Mathematica says $\displaystyle\sum_{k=1}^{n} \dfrac{\binom{n-1}{k-1}}{n^k} = \dfrac{(n+1)^{n-1}}{n^n}$. I would like to know how to show this equality.
The left hand side is the solution to a probability problem: Select integers (with replacement) from {1,2,...,n} until the cumulative sum of your selected integers is at least n. What is the probability that your cumulative sum is exactly n? The right hand side is the ratio of labeled trees on n+1 nodes to functions from [n] into [n]. A combinatorial proof to the equations would be great. I would settle for an analytic proof.

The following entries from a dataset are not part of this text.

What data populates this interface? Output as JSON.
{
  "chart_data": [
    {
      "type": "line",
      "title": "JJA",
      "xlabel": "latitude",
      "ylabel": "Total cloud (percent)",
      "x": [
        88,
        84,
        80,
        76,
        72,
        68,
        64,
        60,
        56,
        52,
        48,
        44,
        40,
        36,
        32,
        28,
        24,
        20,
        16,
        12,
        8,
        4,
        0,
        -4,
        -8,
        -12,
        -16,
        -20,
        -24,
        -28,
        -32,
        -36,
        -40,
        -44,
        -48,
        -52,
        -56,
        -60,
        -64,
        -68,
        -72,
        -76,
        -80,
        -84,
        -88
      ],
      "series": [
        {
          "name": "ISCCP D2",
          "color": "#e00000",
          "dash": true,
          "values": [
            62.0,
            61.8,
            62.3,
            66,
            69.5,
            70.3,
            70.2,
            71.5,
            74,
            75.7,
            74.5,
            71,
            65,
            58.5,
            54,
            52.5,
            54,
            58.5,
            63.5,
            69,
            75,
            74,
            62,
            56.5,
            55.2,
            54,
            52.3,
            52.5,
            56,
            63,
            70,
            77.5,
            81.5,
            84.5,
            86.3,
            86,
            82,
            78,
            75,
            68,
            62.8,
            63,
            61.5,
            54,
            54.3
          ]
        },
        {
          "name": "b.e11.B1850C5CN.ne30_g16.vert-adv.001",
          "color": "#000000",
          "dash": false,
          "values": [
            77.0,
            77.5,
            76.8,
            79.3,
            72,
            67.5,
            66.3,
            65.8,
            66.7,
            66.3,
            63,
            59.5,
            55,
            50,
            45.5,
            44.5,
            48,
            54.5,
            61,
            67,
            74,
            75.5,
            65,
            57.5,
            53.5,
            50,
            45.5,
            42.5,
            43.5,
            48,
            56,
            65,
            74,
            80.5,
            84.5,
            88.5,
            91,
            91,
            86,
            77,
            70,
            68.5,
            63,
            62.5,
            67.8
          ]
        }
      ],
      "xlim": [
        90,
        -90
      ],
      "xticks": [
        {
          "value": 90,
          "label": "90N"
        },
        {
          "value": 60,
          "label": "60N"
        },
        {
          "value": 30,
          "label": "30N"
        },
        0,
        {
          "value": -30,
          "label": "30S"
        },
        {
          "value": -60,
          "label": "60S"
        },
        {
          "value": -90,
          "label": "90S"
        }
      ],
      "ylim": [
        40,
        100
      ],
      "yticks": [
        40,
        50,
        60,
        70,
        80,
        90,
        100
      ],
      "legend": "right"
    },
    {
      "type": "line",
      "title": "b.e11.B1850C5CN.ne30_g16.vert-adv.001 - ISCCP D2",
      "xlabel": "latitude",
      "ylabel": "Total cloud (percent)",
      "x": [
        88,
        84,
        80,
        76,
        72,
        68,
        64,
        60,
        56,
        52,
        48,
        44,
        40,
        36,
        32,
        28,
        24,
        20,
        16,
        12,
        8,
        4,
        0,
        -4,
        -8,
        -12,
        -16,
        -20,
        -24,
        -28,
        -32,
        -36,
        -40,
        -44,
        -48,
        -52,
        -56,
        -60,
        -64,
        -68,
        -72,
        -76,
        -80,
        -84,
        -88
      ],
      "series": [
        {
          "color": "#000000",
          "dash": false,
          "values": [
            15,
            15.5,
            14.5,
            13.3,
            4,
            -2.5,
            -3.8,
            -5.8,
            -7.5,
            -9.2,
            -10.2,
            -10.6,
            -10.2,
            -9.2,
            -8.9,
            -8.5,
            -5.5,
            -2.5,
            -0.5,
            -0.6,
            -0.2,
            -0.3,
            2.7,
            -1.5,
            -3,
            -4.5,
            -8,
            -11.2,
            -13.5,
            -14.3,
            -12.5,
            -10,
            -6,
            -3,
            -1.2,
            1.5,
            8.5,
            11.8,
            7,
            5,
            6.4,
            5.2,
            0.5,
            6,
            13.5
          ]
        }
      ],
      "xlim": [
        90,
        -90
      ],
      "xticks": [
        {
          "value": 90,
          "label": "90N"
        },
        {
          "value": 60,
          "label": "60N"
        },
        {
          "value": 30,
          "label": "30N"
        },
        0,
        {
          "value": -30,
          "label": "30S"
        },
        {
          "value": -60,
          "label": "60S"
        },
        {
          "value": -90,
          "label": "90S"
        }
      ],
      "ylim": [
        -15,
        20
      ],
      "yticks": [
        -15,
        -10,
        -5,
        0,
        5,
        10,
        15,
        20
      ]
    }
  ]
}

According to the Binomial Theorem we get as a series expansion for $(n+1)^{n-1}$ the following
$$(1+n)^{n-1}=\sum_{k=0}^{n-1}\binom{n-1}{k}n^{n-1-k}$$
By applying the index shift $k'=k+1$ - and therefore $k=k'-1$ - we further get
$$\sum_{k=0}^{n-1}\binom{n-1}{k}n^{n-1-k}=\sum_{k'=1}^{n}\binom{n-1}{k'-1}n^{n-k'}$$
One may note that within the term $n^{n-k'}$ the $n^n$ is independed of the index. By reshaping the whole equality we get
$$\begin{align} (1+n)^{n-1}&=\sum_{k'=1}^{n}\binom{n-1}{k'-1}n^{n-k'}\\ &=n^n\sum_{k'=1}^{n}\frac{\binom{n-1}{k'-1}}{n^{k'}}\\ \Leftrightarrow \frac{(1+n)^{n-1}}{n^n}&=\sum_{k'=1}^{n}\frac{\binom{n-1}{k'-1}}{n^{k'}} \end{align}$$
which is your desired result.